We’ve got a long way to go before we’re dynamically engaged with our user base. Our message isn’t synergizing with our core brand. How do we fix that? We engage influencers with a higher degree of excellence and promote our strategy with social messaging of course!
Actually, let’s not. Let’s go get some antacids, because that paragraph probably gave some of us heartburn, then talk about why jargon is horrible.
When you’re blogging, your job is to be understood.
That’s how communication works; it’s receiver-focused, and that means what you understand matters much less than what your audience understands.
Jargon, when used too widely without common understanding, doesn’t make you sound smart. It makes you sound impenetrable, unapproachable, or dull. We want none of that.
Some of it comes back to Poe’s Law and other “rules” of the internet.
In web communications, particularly blogging, you’ve got a certain set of tools you can use to educate your visitors as to the tone you’re taking. The terms you use, and the way you use them is a big part of that.

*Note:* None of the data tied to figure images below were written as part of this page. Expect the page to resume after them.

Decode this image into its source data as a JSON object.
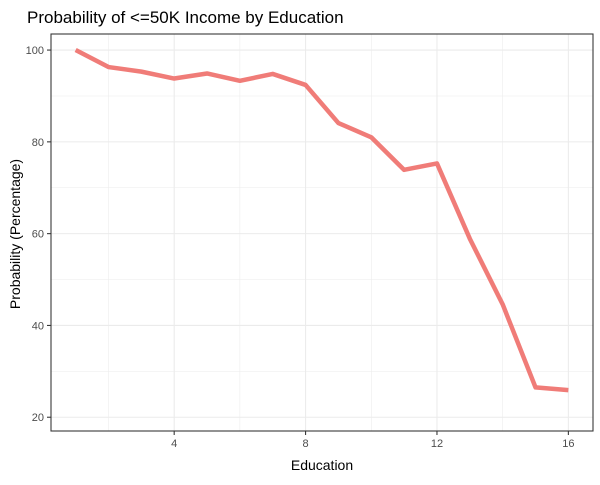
{
  "chart_data": {
    "type": "line",
    "title": "Probability of <=50K Income by Education",
    "xlabel": "Education",
    "ylabel": "Probability (Percentage)",
    "xlim": [
      0.25,
      16.75
    ],
    "ylim": [
      17,
      103.5
    ],
    "x_ticks": [
      4,
      8,
      12,
      16
    ],
    "y_ticks": [
      20,
      40,
      60,
      80,
      100
    ],
    "grid": true,
    "legend": "none",
    "series": [
      {
        "color": "#f07c78",
        "x": [
          1,
          2,
          3,
          4,
          5,
          6,
          7,
          8,
          9,
          10,
          11,
          12,
          13,
          14,
          15,
          16
        ],
        "y": [
          100,
          96.3,
          95.3,
          93.8,
          94.9,
          93.3,
          94.8,
          92.4,
          84.1,
          81.0,
          73.9,
          75.3,
          58.9,
          44.6,
          26.5,
          25.9
        ]
      }
    ]
  }
}
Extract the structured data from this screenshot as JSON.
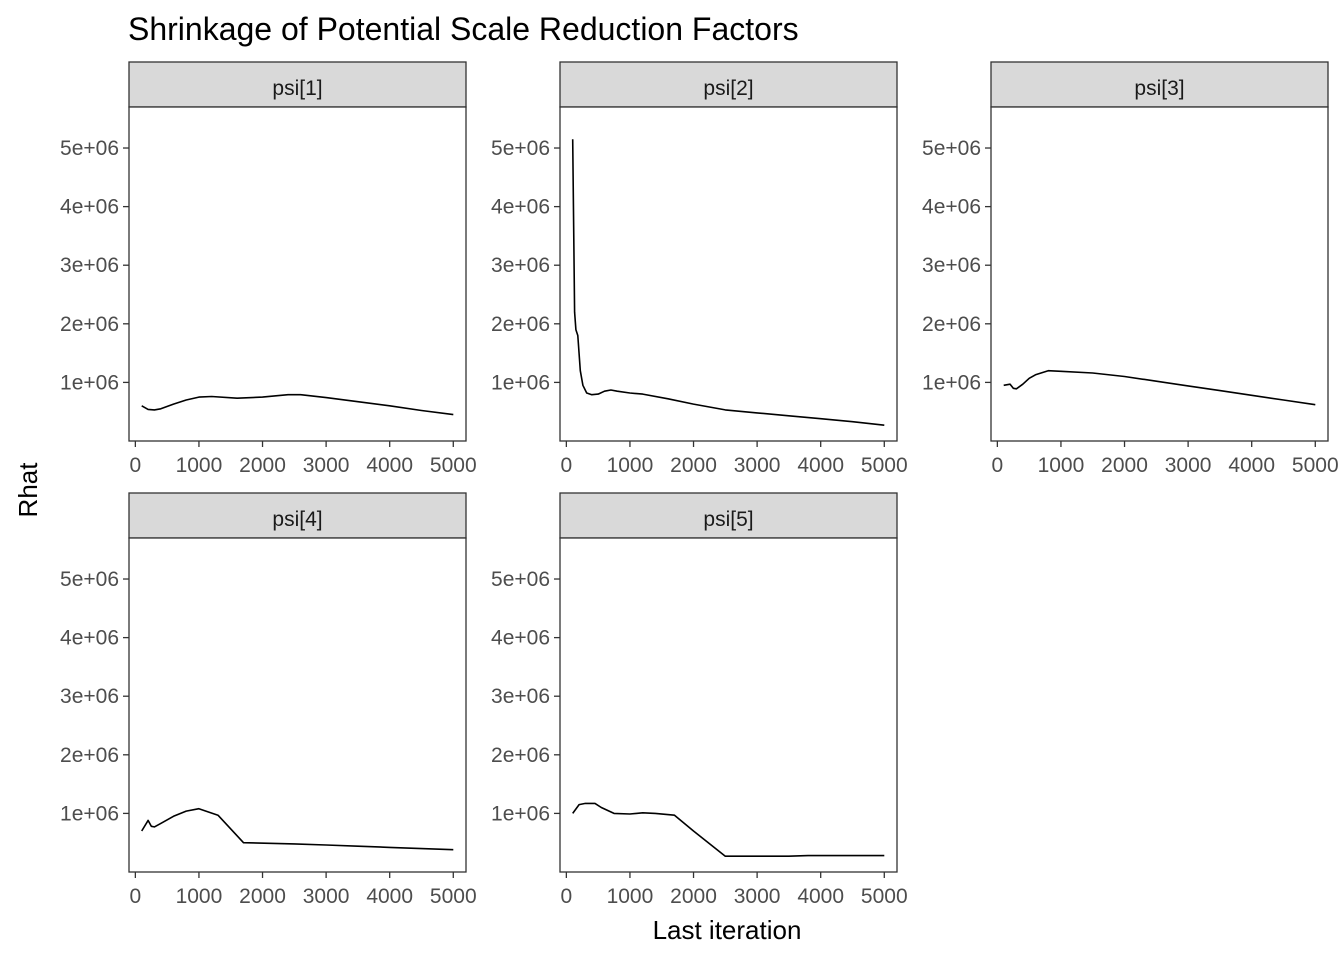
{
  "chart_data": {
    "type": "line",
    "title": "Shrinkage of Potential Scale Reduction Factors",
    "xlabel": "Last iteration",
    "ylabel": "Rhat",
    "xlim": [
      -100,
      5200
    ],
    "ylim": [
      0,
      5700000
    ],
    "x_ticks": [
      0,
      1000,
      2000,
      3000,
      4000,
      5000
    ],
    "x_tick_labels": [
      "0",
      "1000",
      "2000",
      "3000",
      "4000",
      "5000"
    ],
    "y_ticks": [
      1000000,
      2000000,
      3000000,
      4000000,
      5000000
    ],
    "y_tick_labels": [
      "1e+06",
      "2e+06",
      "3e+06",
      "4e+06",
      "5e+06"
    ],
    "grid": false,
    "facets": [
      {
        "name": "psi[1]",
        "x": [
          100,
          200,
          300,
          400,
          600,
          800,
          1000,
          1200,
          1600,
          2000,
          2400,
          2600,
          3000,
          3500,
          4000,
          4500,
          5000
        ],
        "y": [
          600000,
          540000,
          530000,
          550000,
          630000,
          700000,
          750000,
          760000,
          730000,
          750000,
          790000,
          790000,
          740000,
          670000,
          600000,
          520000,
          450000
        ]
      },
      {
        "name": "psi[2]",
        "x": [
          100,
          130,
          150,
          180,
          220,
          260,
          320,
          400,
          500,
          600,
          700,
          800,
          1000,
          1200,
          1600,
          2000,
          2500,
          3000,
          3500,
          4000,
          4500,
          5000
        ],
        "y": [
          5150000,
          2200000,
          1900000,
          1800000,
          1200000,
          950000,
          820000,
          790000,
          800000,
          850000,
          870000,
          850000,
          820000,
          800000,
          720000,
          630000,
          530000,
          480000,
          430000,
          380000,
          330000,
          270000
        ]
      },
      {
        "name": "psi[3]",
        "x": [
          100,
          200,
          250,
          300,
          400,
          500,
          600,
          800,
          1000,
          1500,
          2000,
          2500,
          3000,
          3500,
          4000,
          4500,
          5000
        ],
        "y": [
          950000,
          970000,
          900000,
          890000,
          970000,
          1070000,
          1130000,
          1200000,
          1190000,
          1160000,
          1100000,
          1020000,
          940000,
          860000,
          780000,
          700000,
          620000
        ]
      },
      {
        "name": "psi[4]",
        "x": [
          100,
          200,
          250,
          300,
          400,
          600,
          800,
          1000,
          1300,
          1700,
          2500,
          3000,
          3500,
          4000,
          4500,
          5000
        ],
        "y": [
          700000,
          880000,
          780000,
          770000,
          830000,
          950000,
          1040000,
          1080000,
          970000,
          500000,
          480000,
          460000,
          440000,
          420000,
          400000,
          380000
        ]
      },
      {
        "name": "psi[5]",
        "x": [
          100,
          200,
          300,
          450,
          550,
          750,
          1000,
          1200,
          1400,
          1700,
          2000,
          2500,
          3000,
          3500,
          3800,
          4500,
          5000
        ],
        "y": [
          1000000,
          1150000,
          1170000,
          1170000,
          1100000,
          1000000,
          990000,
          1010000,
          1000000,
          970000,
          700000,
          270000,
          270000,
          270000,
          280000,
          280000,
          280000
        ]
      }
    ]
  }
}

One of the many informal rules of the internet, Poe’s Law basically states that; without sufficient framing, it’s really hard to tell whether something you see on the internet is genuine, parody, sarcasm, or zealotry.
On the internet, no one can hear your smirk.
There are a lot of internet guiding principles like Poe’s Law, but most of them come down to similar messages; in general, the more you focus on clarity, authenticity, and avoiding buzzwords or common mainstay arguments, the better people tend to understand you. Authenticity is important here. It doesn’t always work, but it works better than just about any two words in that opening paragraph.
Two kinds of jargon – one good, one bad.
Jargon comes down to two primary categories;
- Terms that are used by an industry as a shorthand for bigger processes, and
- Terms used to create a sense of mystery or importance that isn’t necessary
You can find ways to turn just about anything into a near-taboo phrase – even words like authenticity. It’s using phrases to create mystery, rather than creating understanding, that’s the problem.
You’ll find a lot of people everywhere using really big words to sound smart or important, without needing to. This happens so often in academic circles that a paper on the subject entitled “Consequences of Erudite Vernacular Utilized Irrespective of Necessity: Problems with Using Long Words Needlessly” ended up winning an Ig Nobel Prize in 2006 for its address of the problem.
In both inbound marketing and content strategy, the message remains; if you don’t need to use a big or arcane term, don’t. Your readers will thank you for it.
Occasionally, jargon – especially industry-related jargon – is unavoidable.
For those of us working in technical organizations, regulated industries, for associations, or anywhere with a lot of red tape associated with them, jargon actually makes life easier.
It’s far less complicated to talk about “clickbait articles” or “listicles”, for example, than it is to talk about “short-form text content” in the same sentence. Your business probably has some of these terms as well, either words or phrases you use because they stand in for much longer ideas in a way that’s meaningful to you, your clients, and your coworkers.
When approaching marketing materials, however, there are some things you can do to bring visitors and those not familiar on board with your jargon in smooth ways that make you more approachable, rather than encouraging mysterious business.
If you must use jargon, here are some ways to make it easier to understand
If it’s an acronym, use the <abbr> tag in your html. This tag lets you add some information, like the expanded form of the term, right into your text. It’s good for readers as it gives them a queue that you’re not just hiding behind the abbreviations, and it’s good for search engines, which like context and hints.
Explain your terminology. Sometimes, this can be done within a given document – either in a <blockquote> and/or <cite> setting (again useful for both users and search), with an image that depicts a process you’re talking about, or by taking a paragraph to define your premise before moving on to the value of the piece itself.
Create content that details your terms and shorthand. There are a lot of ways to do this, but if you’re going to be referencing a given term or process repeatedly, it’s worth having some in-depth content to address it. Sometimes in the form of blog posts you can link to (as we did with Clickbait as a term above), or in the form of product and service pages you can cite with links inside other documents.
Your job, when it comes to marketing, is to make a very clear value statement.
That’s it. That’s all. Sure, there’s a lot of detail and nuance that goes into that job – but at the very bottom level, clearly communicating your business’ value to others is what’s important.
Nowhere in that, unless you’re selling suspense (which is mostly the job of entertainment media) does encouraging your potential clients to be confused or less informed make sense.